By correspondence dated July 3, 2008, the protester submitted a claim for costs totaling $130,344 to counsel for the agency.[1] The protester reports that by letter dated September 5, 2008, the contracting officer rejected all but $12,930 of its claim. (The protester did not furnish us with a copy of this correspondence.) By letter of September 15, Holloway asked the contracting officer to reconsider his decision; the protester furnished our Office with a courtesy copy of this letter. In the letter's final paragraph, Holloway noted that it was sending a copy of the letter to our Office to place us "on notice about the non-agreement between [the parties]." The protester asked the contracting officer to "reconsider CMS's position and honor the invoice that was submitted by Holloway;" in the event the contracting officer was unwilling to reconsider his position, the protester requested that our Office recommend the amount of costs that the agency should pay. Holloway did not communicate with our Office further regarding the matter until May 19, 2009, more than 8 months later, when it submitted the instant request for a recommendation of the amount it should be reimbursed.[2]

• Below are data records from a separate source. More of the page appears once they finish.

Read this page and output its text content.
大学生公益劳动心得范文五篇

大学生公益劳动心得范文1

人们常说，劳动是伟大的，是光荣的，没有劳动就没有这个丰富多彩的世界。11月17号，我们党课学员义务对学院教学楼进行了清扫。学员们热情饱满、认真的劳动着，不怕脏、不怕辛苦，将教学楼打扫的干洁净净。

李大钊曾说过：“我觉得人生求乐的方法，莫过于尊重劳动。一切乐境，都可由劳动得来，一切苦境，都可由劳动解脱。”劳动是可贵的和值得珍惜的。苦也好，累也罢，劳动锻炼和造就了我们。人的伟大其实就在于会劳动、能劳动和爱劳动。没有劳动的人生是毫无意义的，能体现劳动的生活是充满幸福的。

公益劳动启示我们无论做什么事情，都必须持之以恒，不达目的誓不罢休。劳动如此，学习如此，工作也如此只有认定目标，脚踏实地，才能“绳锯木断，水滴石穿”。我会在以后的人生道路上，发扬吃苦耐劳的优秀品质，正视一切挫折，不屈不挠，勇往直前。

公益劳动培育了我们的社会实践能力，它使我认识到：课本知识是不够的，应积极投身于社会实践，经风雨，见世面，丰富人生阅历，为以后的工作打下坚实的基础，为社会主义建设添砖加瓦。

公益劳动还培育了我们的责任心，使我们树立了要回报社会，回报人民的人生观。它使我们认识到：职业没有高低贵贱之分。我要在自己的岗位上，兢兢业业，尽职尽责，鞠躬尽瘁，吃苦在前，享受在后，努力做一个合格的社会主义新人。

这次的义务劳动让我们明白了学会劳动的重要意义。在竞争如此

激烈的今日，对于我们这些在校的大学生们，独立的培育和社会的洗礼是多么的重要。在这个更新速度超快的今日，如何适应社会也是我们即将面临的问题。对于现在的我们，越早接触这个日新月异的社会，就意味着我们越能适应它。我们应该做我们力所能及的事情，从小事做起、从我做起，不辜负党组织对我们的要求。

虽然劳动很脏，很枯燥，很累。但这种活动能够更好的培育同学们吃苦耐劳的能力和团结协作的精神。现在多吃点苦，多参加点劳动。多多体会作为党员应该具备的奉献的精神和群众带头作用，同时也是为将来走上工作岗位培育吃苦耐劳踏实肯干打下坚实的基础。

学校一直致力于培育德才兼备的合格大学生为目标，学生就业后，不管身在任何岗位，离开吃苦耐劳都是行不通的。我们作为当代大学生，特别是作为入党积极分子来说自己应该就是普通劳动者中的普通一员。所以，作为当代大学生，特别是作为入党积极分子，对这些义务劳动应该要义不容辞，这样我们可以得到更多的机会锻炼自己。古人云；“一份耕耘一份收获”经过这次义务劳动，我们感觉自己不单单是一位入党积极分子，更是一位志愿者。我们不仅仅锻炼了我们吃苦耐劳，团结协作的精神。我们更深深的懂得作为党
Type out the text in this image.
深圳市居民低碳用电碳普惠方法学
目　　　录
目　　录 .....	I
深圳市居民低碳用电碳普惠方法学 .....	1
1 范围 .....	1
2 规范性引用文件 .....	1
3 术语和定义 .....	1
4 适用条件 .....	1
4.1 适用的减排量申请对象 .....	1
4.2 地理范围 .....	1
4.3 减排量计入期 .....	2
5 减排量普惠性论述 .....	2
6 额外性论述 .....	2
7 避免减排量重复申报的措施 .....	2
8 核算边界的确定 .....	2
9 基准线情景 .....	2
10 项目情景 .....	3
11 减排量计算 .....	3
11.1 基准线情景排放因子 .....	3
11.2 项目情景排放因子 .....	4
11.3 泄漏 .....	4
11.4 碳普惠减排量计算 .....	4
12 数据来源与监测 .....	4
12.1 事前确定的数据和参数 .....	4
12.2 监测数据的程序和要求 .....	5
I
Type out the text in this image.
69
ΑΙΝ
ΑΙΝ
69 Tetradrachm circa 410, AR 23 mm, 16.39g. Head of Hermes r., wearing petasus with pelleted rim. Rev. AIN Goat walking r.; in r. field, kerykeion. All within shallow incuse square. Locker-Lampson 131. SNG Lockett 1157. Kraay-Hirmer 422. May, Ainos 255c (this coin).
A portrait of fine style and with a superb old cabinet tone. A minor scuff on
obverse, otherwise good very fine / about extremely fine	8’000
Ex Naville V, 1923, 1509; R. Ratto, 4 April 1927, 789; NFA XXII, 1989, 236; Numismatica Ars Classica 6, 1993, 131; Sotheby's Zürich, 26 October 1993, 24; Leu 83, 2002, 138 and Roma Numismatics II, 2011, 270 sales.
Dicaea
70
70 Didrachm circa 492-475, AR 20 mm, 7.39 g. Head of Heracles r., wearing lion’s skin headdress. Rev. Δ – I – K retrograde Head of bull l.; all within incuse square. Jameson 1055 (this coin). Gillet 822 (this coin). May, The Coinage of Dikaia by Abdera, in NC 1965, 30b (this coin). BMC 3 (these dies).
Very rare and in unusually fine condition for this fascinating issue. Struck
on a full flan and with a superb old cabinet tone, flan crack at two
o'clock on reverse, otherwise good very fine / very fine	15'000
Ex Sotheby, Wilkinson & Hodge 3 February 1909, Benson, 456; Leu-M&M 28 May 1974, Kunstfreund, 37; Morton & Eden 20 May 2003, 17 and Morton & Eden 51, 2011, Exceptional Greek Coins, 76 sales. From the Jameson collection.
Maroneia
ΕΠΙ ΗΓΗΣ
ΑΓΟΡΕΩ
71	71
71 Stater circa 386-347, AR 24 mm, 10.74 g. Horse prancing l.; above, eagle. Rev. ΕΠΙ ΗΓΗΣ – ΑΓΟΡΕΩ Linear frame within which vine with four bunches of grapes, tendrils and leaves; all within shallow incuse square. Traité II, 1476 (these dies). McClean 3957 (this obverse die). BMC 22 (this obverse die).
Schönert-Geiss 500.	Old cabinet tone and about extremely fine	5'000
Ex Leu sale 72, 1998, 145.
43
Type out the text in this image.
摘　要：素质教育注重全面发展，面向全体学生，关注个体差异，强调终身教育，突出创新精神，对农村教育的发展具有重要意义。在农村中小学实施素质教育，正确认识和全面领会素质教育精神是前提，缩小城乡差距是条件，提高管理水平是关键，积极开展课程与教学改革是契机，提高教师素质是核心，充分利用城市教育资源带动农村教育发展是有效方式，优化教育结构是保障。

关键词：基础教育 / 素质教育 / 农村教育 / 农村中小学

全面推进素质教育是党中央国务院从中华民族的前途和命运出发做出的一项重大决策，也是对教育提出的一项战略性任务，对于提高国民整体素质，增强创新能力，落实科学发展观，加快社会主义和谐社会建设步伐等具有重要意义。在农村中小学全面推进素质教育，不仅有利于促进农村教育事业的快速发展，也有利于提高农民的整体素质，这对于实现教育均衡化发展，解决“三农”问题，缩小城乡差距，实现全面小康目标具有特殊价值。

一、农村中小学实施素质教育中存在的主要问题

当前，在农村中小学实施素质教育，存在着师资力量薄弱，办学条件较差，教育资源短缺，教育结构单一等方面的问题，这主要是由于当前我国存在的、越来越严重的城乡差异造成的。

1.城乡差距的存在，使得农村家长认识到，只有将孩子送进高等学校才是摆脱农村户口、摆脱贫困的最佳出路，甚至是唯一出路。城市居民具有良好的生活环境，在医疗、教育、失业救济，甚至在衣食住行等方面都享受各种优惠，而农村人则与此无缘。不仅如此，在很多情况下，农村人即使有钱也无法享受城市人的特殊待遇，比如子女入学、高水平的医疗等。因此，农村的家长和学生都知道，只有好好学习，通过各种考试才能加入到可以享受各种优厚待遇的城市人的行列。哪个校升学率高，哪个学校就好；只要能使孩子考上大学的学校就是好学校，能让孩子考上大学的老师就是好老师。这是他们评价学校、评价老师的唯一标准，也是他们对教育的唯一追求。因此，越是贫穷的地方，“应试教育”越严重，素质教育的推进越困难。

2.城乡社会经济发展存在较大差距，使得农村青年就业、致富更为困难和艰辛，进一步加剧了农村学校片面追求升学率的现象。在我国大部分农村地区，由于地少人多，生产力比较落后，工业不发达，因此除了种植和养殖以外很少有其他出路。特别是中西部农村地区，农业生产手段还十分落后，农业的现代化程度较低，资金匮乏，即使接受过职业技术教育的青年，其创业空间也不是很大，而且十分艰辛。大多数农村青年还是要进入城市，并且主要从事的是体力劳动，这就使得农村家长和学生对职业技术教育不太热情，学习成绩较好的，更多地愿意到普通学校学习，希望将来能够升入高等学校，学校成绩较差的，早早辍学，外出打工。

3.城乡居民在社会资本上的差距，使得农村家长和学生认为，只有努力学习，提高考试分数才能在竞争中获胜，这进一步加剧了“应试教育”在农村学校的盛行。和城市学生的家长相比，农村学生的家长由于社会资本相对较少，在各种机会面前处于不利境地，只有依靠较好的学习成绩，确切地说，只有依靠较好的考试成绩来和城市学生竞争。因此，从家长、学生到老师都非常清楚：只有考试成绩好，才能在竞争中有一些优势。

Our Bid Protest Regulations contemplate prompt resolution of protest matters, including claims for protest costs; accordingly, we require protesters to diligently pursue such claims. L-3 Comms. Corp., Ocean Sys. Div.--Costs, B-281784.5, Feb. 17, 2004, 2004 CPD para. 40 at 3. Here, Holloway waited more than 8 months after seeking reconsideration of the contracting officer's decision regarding its claim to ask our Office for a recommendation as to the amount of reimbursement; moreover, the protester has furnished no evidence that it followed up on its request to the contracting officer at any point over the 8-month period.[3] Under these circumstances, we think that the protester's actions demonstrate a lack of diligence in pursuing its claim to our Office. Because the protester failed to diligently pursue its claim to our Office, Holloway's request for a determination of reimbursable costs is dismissed.

Daniel I. Gordon
Acting General Counsel



[1] While the protester asserts in its current submission to our Office that its July 3 claim was for $69,509, a copy of the claim furnished to us by the protester reveals that the total amount sought was, in fact, $130,853; $69,509 represents the amount claimed for legal fees. The remainder of the total amount represents the amount that Holloway sought for protest costs incurred by its own employees ($12,744) and the amount that it sought for its proposal preparation costs ($48,600). There is no basis for Holloway to recover its proposal preparation costs; where, as here, an agency takes corrective action in response to a protest, we may recommend recovery of protest costs, but our recommendation does not extend to recovery of proposal preparation costs. Bid Protest Regulations, 4 C.F.R. sect. 21.8(e) (2009).

[2] We did not regard the protester's September 15 letter to the contracting officer as a request to our Office for a recommendation as to the appropriate amount of reimbursement. The letter was not addressed to our Office; moreover, it sought our involvement on a contingent basis only, i.e., in the event that the contracting officer was unwilling to reconsider his position regarding the protester's claim. Prior to submission of the instant request, we were never informed that the protester considered this condition to have been satisfied.

[3] This case thus is distinguishable from cases where the protester and the agency have engaged in continuing negotiations over a period of time. Here, in contrast, there is no indication that the agency invited Holloway to resubmit or otherwise further pursue the claim, or that Holloway made any attempt during the 8-month period to follow up on its request that the agency reconsider its claim.